Avec 7 402 élèves, le Finistère est de loin le département qui scolarise le plus grand nombre d'élèves de l'enseignement bilingue breton/français des trois académies concernées (Rennes, Nantes et Paris), puisque chiffre correspond à 47 % du total des élèves bilingues en France. Mais dans le département on observe d'une part un certain déséquilibre géographique de l'offre, d'autre part une "fuite des élèves bilingues" au moment de l'entrée au collège, tant dans l'enseignement public que dans le privé catholique. Il s'impose de renforcer les conditions de réussite des écoles bilingues et de soutenir leur développement à venir.
Le dispositif "Quêteurs de mémoire", enfin, a été reconnu comme une opération positive et comme une initiative originale, qui a contribué au renforcement des liens intergénérationnels entre jeunes apprenants de breton et locuteurs adultes.

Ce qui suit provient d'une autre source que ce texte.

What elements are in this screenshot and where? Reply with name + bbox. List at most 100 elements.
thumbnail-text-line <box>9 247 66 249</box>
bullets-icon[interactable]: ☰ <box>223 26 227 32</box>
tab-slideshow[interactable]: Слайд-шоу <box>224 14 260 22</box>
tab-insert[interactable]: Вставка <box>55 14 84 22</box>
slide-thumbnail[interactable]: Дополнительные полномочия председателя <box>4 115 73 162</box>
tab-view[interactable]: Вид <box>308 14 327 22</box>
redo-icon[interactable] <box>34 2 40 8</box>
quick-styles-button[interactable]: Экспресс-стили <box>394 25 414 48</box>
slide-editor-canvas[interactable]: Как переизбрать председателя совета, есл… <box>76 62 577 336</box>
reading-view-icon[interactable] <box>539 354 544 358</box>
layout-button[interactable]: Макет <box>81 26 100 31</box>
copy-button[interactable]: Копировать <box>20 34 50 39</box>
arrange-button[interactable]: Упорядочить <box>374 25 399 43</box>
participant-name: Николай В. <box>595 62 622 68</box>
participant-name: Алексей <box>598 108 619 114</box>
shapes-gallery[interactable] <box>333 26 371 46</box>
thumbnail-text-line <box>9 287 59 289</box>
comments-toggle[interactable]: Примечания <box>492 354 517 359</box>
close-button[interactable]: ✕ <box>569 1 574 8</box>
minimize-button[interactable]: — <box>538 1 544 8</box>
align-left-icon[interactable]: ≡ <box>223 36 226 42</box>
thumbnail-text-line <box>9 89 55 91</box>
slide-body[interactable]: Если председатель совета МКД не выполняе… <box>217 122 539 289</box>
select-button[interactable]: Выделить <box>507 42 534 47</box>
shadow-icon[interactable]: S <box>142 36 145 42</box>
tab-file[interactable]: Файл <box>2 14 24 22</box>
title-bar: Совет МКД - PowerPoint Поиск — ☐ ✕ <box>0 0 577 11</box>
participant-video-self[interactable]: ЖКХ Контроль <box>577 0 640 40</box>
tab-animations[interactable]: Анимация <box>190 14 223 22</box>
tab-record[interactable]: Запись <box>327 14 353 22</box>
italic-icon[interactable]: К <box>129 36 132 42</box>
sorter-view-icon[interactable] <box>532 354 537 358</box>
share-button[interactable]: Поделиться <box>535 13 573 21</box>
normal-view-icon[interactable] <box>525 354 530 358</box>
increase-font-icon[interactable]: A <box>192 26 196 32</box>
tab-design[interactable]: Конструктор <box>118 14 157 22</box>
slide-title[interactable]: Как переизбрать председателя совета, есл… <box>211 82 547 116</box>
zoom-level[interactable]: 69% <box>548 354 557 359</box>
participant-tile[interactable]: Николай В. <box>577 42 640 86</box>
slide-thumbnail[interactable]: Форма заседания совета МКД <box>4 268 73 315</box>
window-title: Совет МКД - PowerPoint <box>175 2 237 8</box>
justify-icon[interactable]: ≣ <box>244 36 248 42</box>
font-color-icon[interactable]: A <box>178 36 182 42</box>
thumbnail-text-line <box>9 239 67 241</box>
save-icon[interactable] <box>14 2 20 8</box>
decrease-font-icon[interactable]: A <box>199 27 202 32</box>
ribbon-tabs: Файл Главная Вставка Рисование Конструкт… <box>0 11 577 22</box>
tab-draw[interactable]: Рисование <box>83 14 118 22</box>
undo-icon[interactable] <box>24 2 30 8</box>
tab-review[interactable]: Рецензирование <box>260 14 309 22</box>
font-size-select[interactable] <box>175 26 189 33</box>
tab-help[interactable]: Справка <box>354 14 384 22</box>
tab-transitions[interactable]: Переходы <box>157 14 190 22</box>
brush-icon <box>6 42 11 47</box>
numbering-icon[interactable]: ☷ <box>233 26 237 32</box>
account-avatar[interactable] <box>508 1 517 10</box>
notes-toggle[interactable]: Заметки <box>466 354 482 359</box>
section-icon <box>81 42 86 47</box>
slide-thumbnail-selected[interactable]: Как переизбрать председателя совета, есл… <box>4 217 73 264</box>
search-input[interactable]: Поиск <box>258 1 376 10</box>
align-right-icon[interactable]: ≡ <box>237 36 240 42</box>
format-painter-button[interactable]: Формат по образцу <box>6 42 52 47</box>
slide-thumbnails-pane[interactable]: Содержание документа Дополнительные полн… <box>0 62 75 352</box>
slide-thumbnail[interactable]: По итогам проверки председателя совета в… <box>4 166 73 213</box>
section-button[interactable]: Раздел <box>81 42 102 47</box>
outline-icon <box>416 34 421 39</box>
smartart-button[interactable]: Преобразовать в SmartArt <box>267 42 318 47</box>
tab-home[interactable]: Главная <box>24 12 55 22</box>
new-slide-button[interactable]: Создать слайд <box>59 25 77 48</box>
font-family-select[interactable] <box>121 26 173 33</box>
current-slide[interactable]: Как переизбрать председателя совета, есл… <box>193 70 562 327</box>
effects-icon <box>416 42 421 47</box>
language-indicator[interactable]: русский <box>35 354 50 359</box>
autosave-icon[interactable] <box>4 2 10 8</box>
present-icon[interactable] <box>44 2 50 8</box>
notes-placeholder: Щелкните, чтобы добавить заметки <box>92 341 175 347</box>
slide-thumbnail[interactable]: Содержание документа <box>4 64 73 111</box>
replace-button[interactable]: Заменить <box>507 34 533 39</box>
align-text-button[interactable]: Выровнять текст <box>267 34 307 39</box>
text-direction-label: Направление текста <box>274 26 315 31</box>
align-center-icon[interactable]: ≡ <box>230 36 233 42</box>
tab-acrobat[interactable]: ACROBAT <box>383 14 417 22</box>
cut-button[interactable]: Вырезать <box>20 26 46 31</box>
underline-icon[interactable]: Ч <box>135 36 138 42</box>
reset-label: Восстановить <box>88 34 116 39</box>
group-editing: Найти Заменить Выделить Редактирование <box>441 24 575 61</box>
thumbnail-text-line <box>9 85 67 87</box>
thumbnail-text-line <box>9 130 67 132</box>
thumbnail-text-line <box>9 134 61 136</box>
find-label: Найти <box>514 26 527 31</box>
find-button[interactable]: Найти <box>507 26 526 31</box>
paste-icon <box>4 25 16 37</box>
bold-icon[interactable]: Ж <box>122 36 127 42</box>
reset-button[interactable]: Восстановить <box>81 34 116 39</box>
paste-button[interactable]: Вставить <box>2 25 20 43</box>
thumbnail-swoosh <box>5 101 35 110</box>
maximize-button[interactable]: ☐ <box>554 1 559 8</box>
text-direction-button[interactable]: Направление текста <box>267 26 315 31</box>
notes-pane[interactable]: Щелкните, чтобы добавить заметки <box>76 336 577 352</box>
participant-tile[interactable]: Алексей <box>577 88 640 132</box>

Le dispositif ayant été arrêté en 2012, il est suggéré de le relancer sur un format renouvelé et repensé.
Après l'évaluation : quelle suite ?
Plusieurs élus sont intervenus lors de la session du 18 septembre. Michael Lossouarn a livré un témoignage personnel sur la distance qu'il perçoit entre le breton de son grand-père (qu'il a dans l'oreille et qu'il voudrait se réapproprier) et la langue normée qu'il a découverte en voulant suivre un cours de breton sur un site internet. Marie-Françoise Le Guen et Gérard Daniélou ont fait part de leur intérêt pour le rapport. La discussion s'est finalement prolongée en breton.

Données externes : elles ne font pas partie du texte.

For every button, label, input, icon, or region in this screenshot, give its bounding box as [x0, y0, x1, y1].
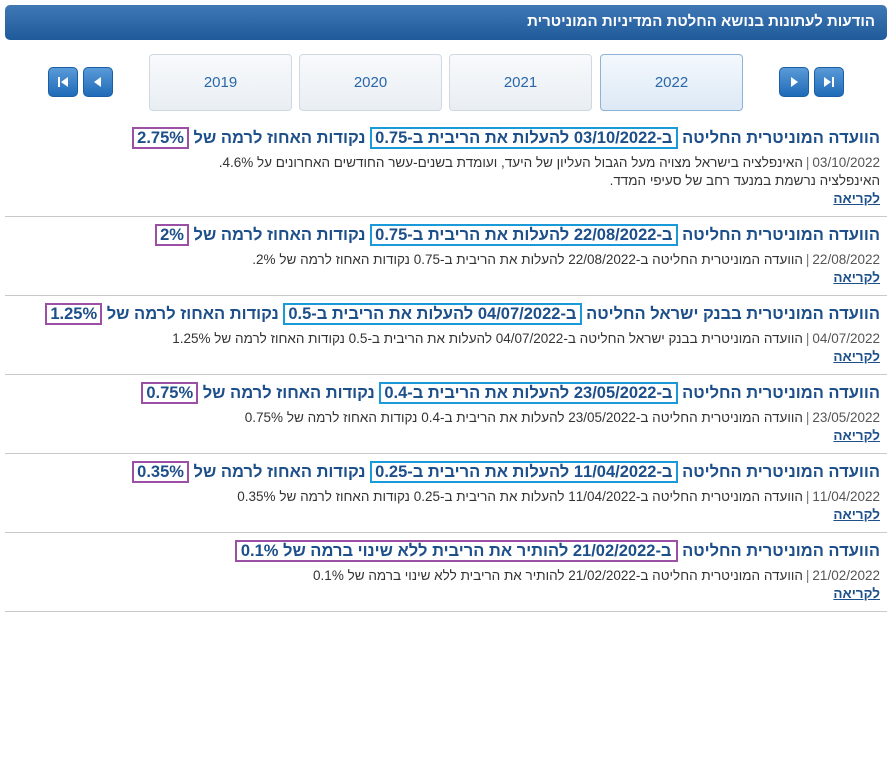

Le Conseil général sera très vite invité à donner une suite à l'évaluation de sa politique "langue bretonne" et aux préconisations qui figurent dans le rapport : Pierre Maille a en effet annoncé qu'une délibération-cadre figurera à l'ordre du jour de la prochaine session, fixée au 29 janvier 2015.
Une avancée pour Diwan
Concours de circonstance : au moment même où le rapport d'évaluation était présenté aux conseillers généraux, à Quimper, jeudi 18 septembre vers midi, Manuel Valls annonçait à Brest la prise en charge des salaires des enseignants Diwan à compter de 18 mois après l'ouverture d'une nouvelle école par immersion. Jusqu'à présent, la prise en charge n'intervenait qu'au bout de 5 ans (selon les dispositions de la loi Debré).
Comme la convention que signe chaque année le Conseil général du Finistère avec Diwan prévoit qu'il lui soit versé une aide de 790 000 € (en 2013), le rapport d'évaluation demandait précisément que la collectivité accompagne Diwan dans ses démarches en vue de la contractualisation et de la prise en charge de ses enseignants dès l'ouverture d'une nouvelle école. J'avais déjà préconisé une décision de ce type en 2010 dans le rapport que j'avais rédigé cette année-là sur l'enseignement du et en breton pour le Recteur de l'Académie de Rennes.
La mesure était en attente de validation au Rectorat. Diwan se demandait bien pourquoi aucune suite ne paraissait devoir être donnée au relevé de conclusions qu'il avait signé il y a plusieurs mois. On comprend que son président considère l'annonce du Premier Ministre comme une avancée.